Getting comfortable was very quick and easy. The seat back is electrically adjustable and the seat is easy to slide forwards and backwards to get the optimal seating position and the steering wheel is adjustable for both reach and height. My son asked why a Mercedes Benz didn’t have a sunroof and it is a valid question. There are some things that should be standard at this price point as R 629,618.00 as tested is a lot of money and my expectations as a buyer would be quite high . The updated dash works overall although I am not a fan of the screen mounted on the dash. It just looks like an expensive insurance claim waiting to happen. I also kept touching it to change functions ( No LB, it’s not a touch screen).
It is so nice to drive a serene and cosseting Mercedes Benz motor vehicle (note the old school terminology). There’s a whole generation of motorists that associate Mercedes Benz with its neck breaking and head turning AMG fire breathers but pure elegance and sedate driving is what driving Mercedes Benz has always been because its core value has always been class. This car delivers in class, low noise levels and just enough power and smooth shifts from its 9G-Tronic auto box to make living in it every day a pleasure. Yes. 9 gears. I arrived to collect this car in a 4 speed Mercedes Benz.
The throttle response is immediate and adequate and 115kw in this application suits the car and purpose. The car didn’t want to bite me like the C63S and C43 AMG I recently drove . The brakes on the car took a bit too high on the pedal for my preference but the bite was good and consistent and after I adapted to the car it stopped being a problem. I averaged a healthy 8.8l/100km which Is about decent for hooligan behavior in a 1595cc 4 cylinder turbo petrol engine. I love the new graphics and font on the menus and the updated switchgear is very upmarket and overshadows the King of interiors, the Audi A4 in this class.

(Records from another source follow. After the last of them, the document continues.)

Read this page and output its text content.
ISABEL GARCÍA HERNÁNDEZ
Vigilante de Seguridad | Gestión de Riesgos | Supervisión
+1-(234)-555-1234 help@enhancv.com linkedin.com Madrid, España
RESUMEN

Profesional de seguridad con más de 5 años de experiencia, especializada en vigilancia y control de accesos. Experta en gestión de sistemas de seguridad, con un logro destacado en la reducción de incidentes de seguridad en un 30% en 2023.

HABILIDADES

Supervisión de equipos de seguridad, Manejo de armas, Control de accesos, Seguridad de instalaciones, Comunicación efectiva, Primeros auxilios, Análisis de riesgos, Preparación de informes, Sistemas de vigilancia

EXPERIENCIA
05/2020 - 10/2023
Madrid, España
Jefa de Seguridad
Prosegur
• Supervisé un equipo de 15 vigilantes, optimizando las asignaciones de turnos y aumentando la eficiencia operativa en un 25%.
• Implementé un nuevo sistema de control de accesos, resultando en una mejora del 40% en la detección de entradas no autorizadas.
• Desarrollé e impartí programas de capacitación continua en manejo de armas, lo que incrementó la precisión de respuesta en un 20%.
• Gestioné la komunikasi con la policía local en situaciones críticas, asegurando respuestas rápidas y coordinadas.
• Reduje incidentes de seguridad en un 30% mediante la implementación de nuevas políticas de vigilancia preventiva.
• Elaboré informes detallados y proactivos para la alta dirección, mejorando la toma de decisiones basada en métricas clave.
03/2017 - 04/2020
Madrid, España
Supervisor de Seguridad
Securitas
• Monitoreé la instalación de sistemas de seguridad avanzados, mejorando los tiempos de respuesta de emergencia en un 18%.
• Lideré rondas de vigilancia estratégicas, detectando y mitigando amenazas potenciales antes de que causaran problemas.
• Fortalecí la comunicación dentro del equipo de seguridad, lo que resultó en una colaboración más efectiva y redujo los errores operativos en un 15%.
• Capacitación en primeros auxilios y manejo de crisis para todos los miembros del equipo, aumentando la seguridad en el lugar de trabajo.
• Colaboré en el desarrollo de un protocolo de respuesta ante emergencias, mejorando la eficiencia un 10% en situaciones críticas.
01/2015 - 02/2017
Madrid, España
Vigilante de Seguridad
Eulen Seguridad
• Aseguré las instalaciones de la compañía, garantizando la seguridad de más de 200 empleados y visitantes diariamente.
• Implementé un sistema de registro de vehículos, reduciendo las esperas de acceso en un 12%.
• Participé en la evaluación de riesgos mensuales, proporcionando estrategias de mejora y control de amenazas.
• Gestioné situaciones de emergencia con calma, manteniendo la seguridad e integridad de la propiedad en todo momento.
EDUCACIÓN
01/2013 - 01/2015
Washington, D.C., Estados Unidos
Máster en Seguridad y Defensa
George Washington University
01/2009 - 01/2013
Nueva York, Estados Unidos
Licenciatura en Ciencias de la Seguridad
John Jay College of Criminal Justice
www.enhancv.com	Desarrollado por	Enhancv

I found myself repeatedly frustrated by the wheel mounted gear selector on this particular car. I struggled to select reverse a couple of times. Having driven two other versions of the facelifted C-CLASS I will isolate this problem to this particular test car . It likely needs recalibration. The parking package installed as an option on this car is a cool party trick but the average human can still park faster than the car can park itself.
I noticed that Mercedes Benz has insisted on continuing with the 4” midrange & 1” tweeter front door with a passive crossover speaker set up. It sounds horrible to an audiophile like myself but the average customer might not be bothered by it. I just want a premium car to sound premium Mercedes Benz, kinda like the Audi A4 does for similar money.
This car is still so well put together and now more refined that before. Its competitors need to redefine the C segment mid-executive sedan because Mercedes Benz now owns it.